Selbst bei den Hippies ist von der Friedfertigkeit der Sechziger in manchen Fällen wenig übriggeblieben. So halten 300 Blumenkinder ein Herrenhaus in Santa Eulalia auf Ibiza besetzt.

Als die Nachbarn die Polizei rufen, weil die ungebetenen Gäste Obst von ihren Bäumen klauen, in Brunnen pinkeln und ein protestierendes Mädchen verprügeln, wird die Kommune geräumt. 50 Störenfriede werden verhaftet und direkt mit dem Postschiff in das Gefängnis von Palma verfrachtet.

Dass sich das Klima geändert hat, müssen auch die englischen Akademiker feststellen. Nach den Partysommern der Endsechziger macht sich plötzlich Zukunftsangst breit. Einer Studie des britischen Erziehungsministeriums zufolge finden zehn bis 30 Prozent der Studenten nach ihrem Abschluss keine Arbeit. Der Vorschlag des Ministeriums lautet: Geld sparen - und zwar drastisch. Ausgaben für Doktoranten oder für Mädchen, die studieren wollen, seien hinausgeworfenes Geld.

Gegen die kleinen Delikte des Alltags geht Verkehrsminister Horst-Ludwig Riemer (FDP) vor. Um Autofahrer vom Rasen abzuhalten, verpflichtet sein Ministerium das blonde Model Gigi Nagel. Die 27-Jährige, die eher zu den Braven ihrer Zunft zählt, wirbt mit Slogans wie "Herz ist Trumpf" für weniger Geschwindigkeit. Vor allem auf Männer, die Riemer zufolge "die Kriterien der Leistungsgesellschaft bruchlos auf die Straße übertragen", soll die Kampagne mit der blonden Schönheit besänftigend einwirken.
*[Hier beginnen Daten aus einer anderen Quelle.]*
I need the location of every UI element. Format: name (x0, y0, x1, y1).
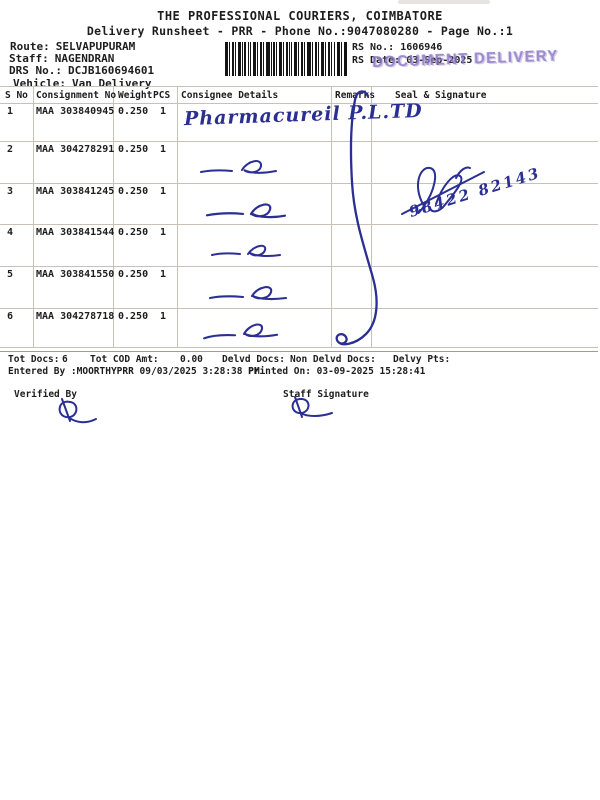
row-line (0, 266, 598, 267)
delvd-docs-label: Delvd Docs: (222, 354, 285, 365)
weight: 0.250 (118, 311, 149, 322)
s-no: 5 (7, 269, 14, 280)
weight: 0.250 (118, 227, 149, 238)
printed-on-line: Printed On: 03-09-2025 15:28:41 (248, 366, 426, 377)
route-label: Route: (10, 40, 50, 53)
rs-date-line: RS Date: 03-Sep-2025 (352, 55, 472, 66)
rs-date-label: RS Date: (352, 55, 401, 66)
seal-signature-scribble (396, 158, 506, 220)
summary-divider-line (0, 351, 598, 352)
row-line (0, 224, 598, 225)
col-header-s-no: S No (5, 90, 28, 101)
tot-docs-value: 6 (62, 354, 68, 365)
staff-line: Staff: NAGENDRAN (9, 52, 114, 65)
verified-by-label: Verified By (14, 389, 77, 400)
consignee-signature-squiggle-icon (198, 157, 282, 181)
verified-by-signature-icon (48, 397, 112, 427)
barcode (225, 42, 347, 76)
rs-no-line: RS No.: 1606946 (352, 42, 442, 53)
consignment-no: MAA 303841245 (36, 186, 115, 197)
col-header-pcs: PCS (153, 90, 171, 101)
row-line (0, 141, 598, 142)
col-header-consignee: Consignee Details (181, 90, 279, 101)
tot-cod-amt-value: 0.00 (180, 354, 203, 365)
entered-by-line: Entered By :MOORTHYPRR 09/03/2025 3:28:3… (8, 366, 260, 377)
pcs: 1 (160, 269, 167, 280)
staff-signature-label: Staff Signature (283, 389, 369, 400)
pcs: 1 (160, 186, 167, 197)
consignment-no: MAA 303841550 (36, 269, 115, 280)
tot-docs-label: Tot Docs: (8, 354, 60, 365)
rs-date-value: 03-Sep-2025 (406, 55, 473, 66)
scan-artifact (398, 0, 490, 4)
col-header-seal: Seal & Signature (395, 90, 487, 101)
rs-no-value: 1606946 (400, 42, 443, 53)
drs-no-value: DCJB160694601 (67, 64, 155, 77)
col-line (371, 86, 372, 347)
pcs: 1 (160, 106, 167, 117)
document-title: THE PROFESSIONAL COURIERS, COIMBATORE (157, 9, 443, 23)
weight: 0.250 (118, 144, 149, 155)
route-value: SELVAPUPURAM (55, 40, 136, 53)
col-line (177, 86, 178, 347)
non-delvd-docs-label: Non Delvd Docs: (290, 354, 376, 365)
pcs: 1 (160, 227, 167, 238)
consignment-no: MAA 303840945 (36, 106, 115, 117)
pcs: 1 (160, 311, 167, 322)
table-top-line (0, 86, 598, 87)
vehicle-label: Vehicle: (13, 77, 66, 90)
document-subtitle: Delivery Runsheet - PRR - Phone No.:9047… (86, 24, 514, 38)
weight: 0.250 (118, 186, 149, 197)
consignment-no: MAA 304278718 (36, 311, 115, 322)
drs-no-line: DRS No.: DCJB160694601 (9, 64, 154, 77)
row-line (0, 183, 598, 184)
col-header-consignment: Consignment No (36, 90, 117, 101)
s-no: 1 (7, 106, 14, 117)
col-line (331, 86, 332, 347)
consignee-signature-squiggle-icon (207, 283, 291, 307)
consignment-no: MAA 304278291 (36, 144, 115, 155)
table-bottom-line (0, 347, 598, 348)
s-no: 6 (7, 311, 14, 322)
col-line (33, 86, 34, 347)
s-no: 4 (7, 227, 14, 238)
weight: 0.250 (118, 269, 149, 280)
col-header-weight: Weight (118, 90, 153, 101)
pcs: 1 (160, 144, 167, 155)
col-header-remarks: Remarks (335, 90, 376, 101)
delvy-pts-label: Delvy Pts: (393, 354, 451, 365)
rs-no-label: RS No.: (352, 42, 395, 53)
consignee-signature-squiggle-icon (202, 320, 283, 347)
s-no: 3 (7, 186, 14, 197)
consignee-signature-squiggle-icon (210, 242, 284, 264)
row-line (0, 308, 598, 309)
vehicle-value: Van Delivery (71, 77, 152, 90)
col-line (113, 86, 114, 347)
staff-label: Staff: (9, 52, 49, 65)
handwritten-bracket-stroke (328, 86, 392, 354)
consignee-signature-squiggle-icon (205, 199, 289, 224)
consignment-no: MAA 303841544 (36, 227, 115, 238)
s-no: 2 (7, 144, 14, 155)
header-bottom-line (0, 103, 598, 104)
tot-cod-amt-label: Tot COD Amt: (90, 354, 159, 365)
staff-value: NAGENDRAN (54, 52, 115, 65)
staff-signature-icon (282, 395, 342, 425)
weight: 0.250 (118, 106, 149, 117)
drs-no-label: DRS No.: (9, 64, 62, 77)
route-line: Route: SELVAPUPURAM (10, 40, 135, 53)
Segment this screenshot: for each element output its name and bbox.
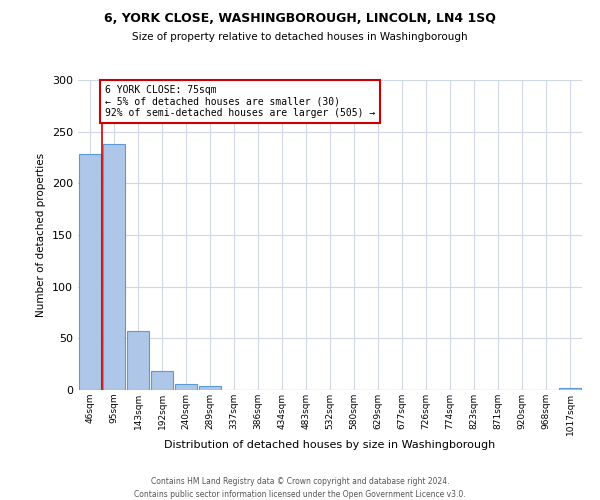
Text: Size of property relative to detached houses in Washingborough: Size of property relative to detached ho… bbox=[132, 32, 468, 42]
Bar bbox=[559, 388, 581, 390]
Bar bbox=[151, 372, 173, 390]
Bar bbox=[199, 386, 221, 390]
Text: Contains HM Land Registry data © Crown copyright and database right 2024.: Contains HM Land Registry data © Crown c… bbox=[151, 478, 449, 486]
Bar bbox=[103, 144, 125, 390]
Bar bbox=[79, 154, 101, 390]
Bar bbox=[127, 331, 149, 390]
Y-axis label: Number of detached properties: Number of detached properties bbox=[37, 153, 46, 317]
Text: 6 YORK CLOSE: 75sqm
← 5% of detached houses are smaller (30)
92% of semi-detache: 6 YORK CLOSE: 75sqm ← 5% of detached hou… bbox=[105, 85, 375, 118]
Text: 6, YORK CLOSE, WASHINGBOROUGH, LINCOLN, LN4 1SQ: 6, YORK CLOSE, WASHINGBOROUGH, LINCOLN, … bbox=[104, 12, 496, 26]
Text: Contains public sector information licensed under the Open Government Licence v3: Contains public sector information licen… bbox=[134, 490, 466, 499]
Bar bbox=[175, 384, 197, 390]
X-axis label: Distribution of detached houses by size in Washingborough: Distribution of detached houses by size … bbox=[164, 440, 496, 450]
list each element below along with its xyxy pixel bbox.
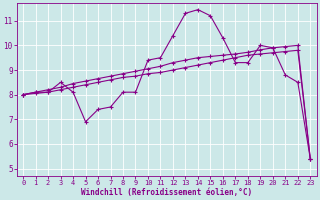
X-axis label: Windchill (Refroidissement éolien,°C): Windchill (Refroidissement éolien,°C) <box>81 188 252 197</box>
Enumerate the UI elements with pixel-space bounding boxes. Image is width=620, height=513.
Was für uns heute an Körperverletzung grenzt, ist 1971 der Spaß des Sommers: Ostfriesenwitze sind der Renner der Saison. Spiegel, Stern und Zeit beschäftigen sich mit dem neuen Phänomen und scheuen sich nicht, Angriffe auf den guten Geschmack abzudrucken. Ein Beispiel: "Wie melken die Ostfriesen eine Kuh? - Ganz einfach, vier Männer heben die Kuh rauf und runter, und einer hält das Euter fest."